Il governo norvegese ha dichiarato venerdì 23 Febbraio l’intenzione di investire 100 milioni di corone (13 milioni di dollari) per apportare migliorie al deposito di sementi (Svalbard seed Vault) costruito nel 2008 dentro una montagna sull’isola di Spitsbergen nell’arcipelago delle Svalbard, con l’obiettivo di resistere al tempo. Il deposito di semi delle Svalbard è il più grande del mondo e raccoglie e conserva oltre 900.000 tipi di colture, da utilizzare in caso di disastri (catastrofi naturali, conflitti anche nucleari).

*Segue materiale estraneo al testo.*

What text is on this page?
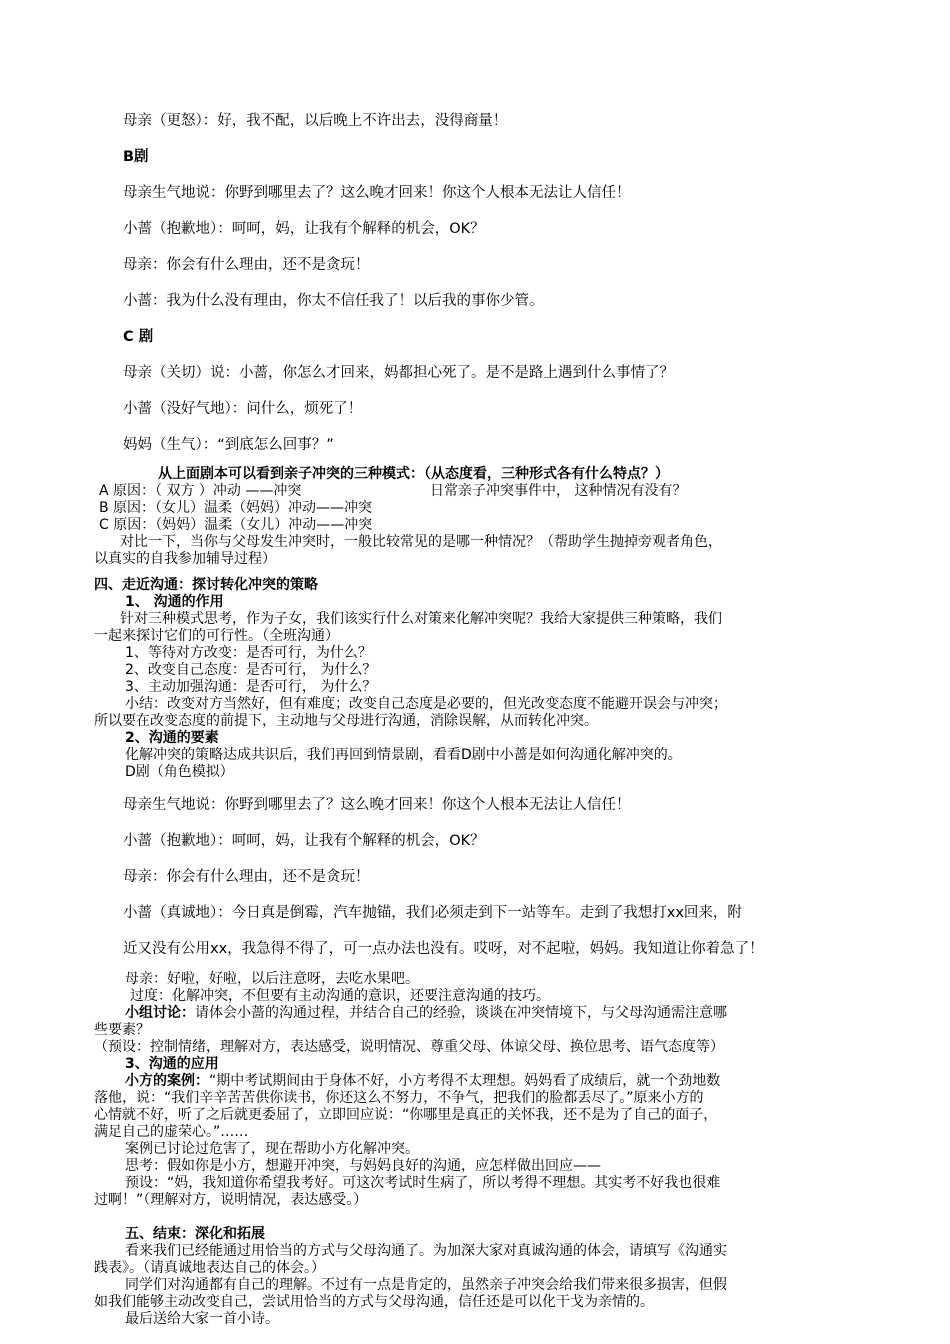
母亲（更怒）：好，我不配，以后晚上不许出去，没得商量！
B剧
母亲生气地说：你野到哪里去了？这么晚才回来！你这个人根本无法让人信任！
小蔷（抱歉地）：呵呵，妈，让我有个解释的机会，OK？
母亲：你会有什么理由，还不是贪玩！
小蔷：我为什么没有理由，你太不信任我了！以后我的事你少管。
C 剧
母亲（关切）说：小蔷，你怎么才回来，妈都担心死了。是不是路上遇到什么事情了？
小蔷（没好气地）：问什么，烦死了！
妈妈（生气）：“到底怎么回事？”
从上面剧本可以看到亲子冲突的三种模式：（从态度看，三种形式各有什么特点？）
A 原因：（ 双方 ）冲动 ——冲突	日常亲子冲突事件中， 这种情况有没有？
B 原因：（女儿）温柔（妈妈）冲动——冲突
C 原因：（妈妈）温柔（女儿）冲动——冲突
对比一下，当你与父母发生冲突时，一般比较常见的是哪一种情况？（帮助学生抛掉旁观者角色，
以真实的自我参加辅导过程）
四、走近沟通：探讨转化冲突的策略
1、 沟通的作用
针对三种模式思考，作为子女，我们该实行什么对策来化解冲突呢？我给大家提供三种策略，我们
一起来探讨它们的可行性。（全班沟通）
1、等待对方改变：是否可行，为什么？
2、改变自己态度：是否可行， 为什么？
3、主动加强沟通：是否可行， 为什么？
小结：改变对方当然好，但有难度；改变自己态度是必要的，但光改变态度不能避开误会与冲突；
所以要在改变态度的前提下，主动地与父母进行沟通，消除误解，从而转化冲突。
2、沟通的要素
化解冲突的策略达成共识后，我们再回到情景剧，看看D剧中小蔷是如何沟通化解冲突的。
D剧（角色模拟）
母亲生气地说：你野到哪里去了？这么晚才回来！你这个人根本无法让人信任！
小蔷（抱歉地）：呵呵，妈，让我有个解释的机会，OK？
母亲：你会有什么理由，还不是贪玩！
小蔷（真诚地）：今日真是倒霉，汽车抛锚，我们必须走到下一站等车。走到了我想打xx回来，附
近又没有公用xx，我急得不得了，可一点办法也没有。哎呀，对不起啦，妈妈。我知道让你着急了！
母亲：好啦，好啦，以后注意呀，去吃水果吧。
过度：化解冲突，不但要有主动沟通的意识，还要注意沟通的技巧。
小组讨论：请体会小蔷的沟通过程，并结合自己的经验，谈谈在冲突情境下，与父母沟通需注意哪
些要素？
（预设：控制情绪，理解对方，表达感受，说明情况、尊重父母、体谅父母、换位思考、语气态度等）
3、沟通的应用
小方的案例：“期中考试期间由于身体不好，小方考得不太理想。妈妈看了成绩后，就一个劲地数
落他，说：“我们辛辛苦苦供你读书，你还这么不努力，不争气，把我们的脸都丢尽了。”原来小方的
心情就不好，听了之后就更委屈了，立即回应说：“你哪里是真正的关怀我，还不是为了自己的面子，
满足自己的虚荣心。”……
案例已讨论过危害了，现在帮助小方化解冲突。
思考：假如你是小方，想避开冲突，与妈妈良好的沟通，应怎样做出回应——
预设：“妈，我知道你希望我考好。可这次考试时生病了，所以考得不理想。其实考不好我也很难
过啊！”（理解对方，说明情况，表达感受。）
五、结束：深化和拓展
看来我们已经能通过用恰当的方式与父母沟通了。为加深大家对真诚沟通的体会，请填写《沟通实
践表》。（请真诚地表达自己的体会。）
同学们对沟通都有自己的理解。不过有一点是肯定的，虽然亲子冲突会给我们带来很多损害，但假
如我们能够主动改变自己，尝试用恰当的方式与父母沟通，信任还是可以化干戈为亲情的。
最后送给大家一首小诗。
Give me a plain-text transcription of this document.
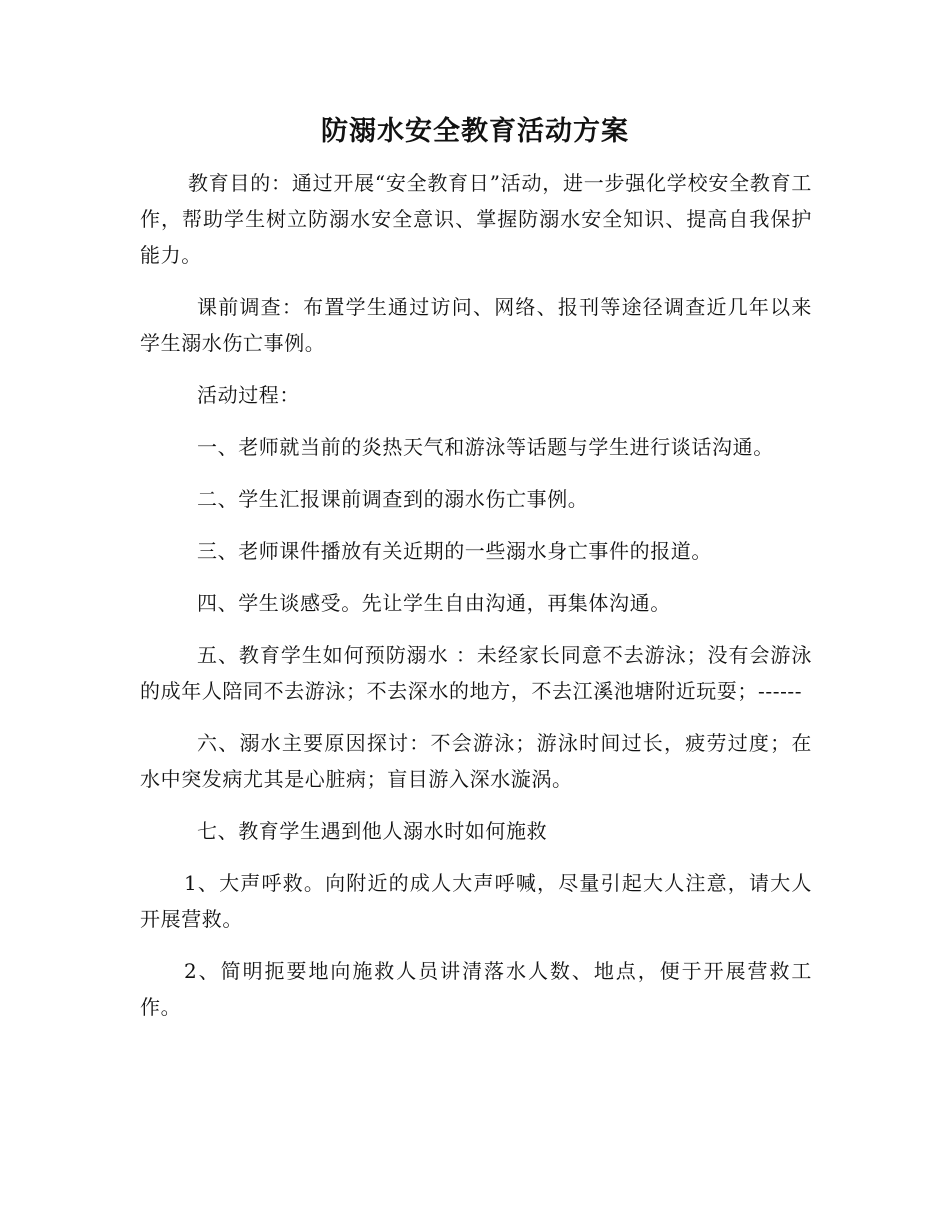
防溺水安全教育活动方案

教育目的：通过开展“安全教育日”活动，进一步强化学校安全教育工作，帮助学生树立防溺水安全意识、掌握防溺水安全知识、提高自我保护能力。

课前调查：布置学生通过访问、网络、报刊等途径调查近几年以来学生溺水伤亡事例。

活动过程：

一、老师就当前的炎热天气和游泳等话题与学生进行谈话沟通。

二、学生汇报课前调查到的溺水伤亡事例。

三、老师课件播放有关近期的一些溺水身亡事件的报道。

四、学生谈感受。先让学生自由沟通，再集体沟通。

五、教育学生如何预防溺水 ：未经家长同意不去游泳；没有会游泳的成年人陪同不去游泳；不去深水的地方，不去江溪池塘附近玩耍；------

六、溺水主要原因探讨：不会游泳；游泳时间过长，疲劳过度；在水中突发病尤其是心脏病；盲目游入深水漩涡。

七、教育学生遇到他人溺水时如何施救

1、大声呼救。向附近的成人大声呼喊，尽量引起大人注意，请大人开展营救。

2、简明扼要地向施救人员讲清落水人数、地点，便于开展营救工作。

L’ingresso del deposito, il giorno dell’inaugurazione 26 febbraio 2008 (Larsen, Hakon Mosvold/AFP/Getty Images)

Il primo “backup”  agricolo è avvenuto con successo, a seguito del danneggiamento nel 2015 di un deposito di sementi nei pressi della città siriana di Aleppo, alcune varietà di colture sono state prelevate, donate e di nuovo depositate. Secondo il ministro per l’agricoltura Jon Georg Dale lo Svalbard Seed Vault rappresenta un’assicurazione sul futuro alimentare delle generazioni a venire.

L’upgrade amplierà la struttura, che sul finire del 2016 si è allagata a causa dell’improvviso scongelamento del permagelo (suolo tipico dei climi freddi), verrà costruito un nuovo tunnel per accedere alla struttura, così come un edificio di servizio che ospiti generatori d’emergenza, unità refrigeranti e altri strumenti.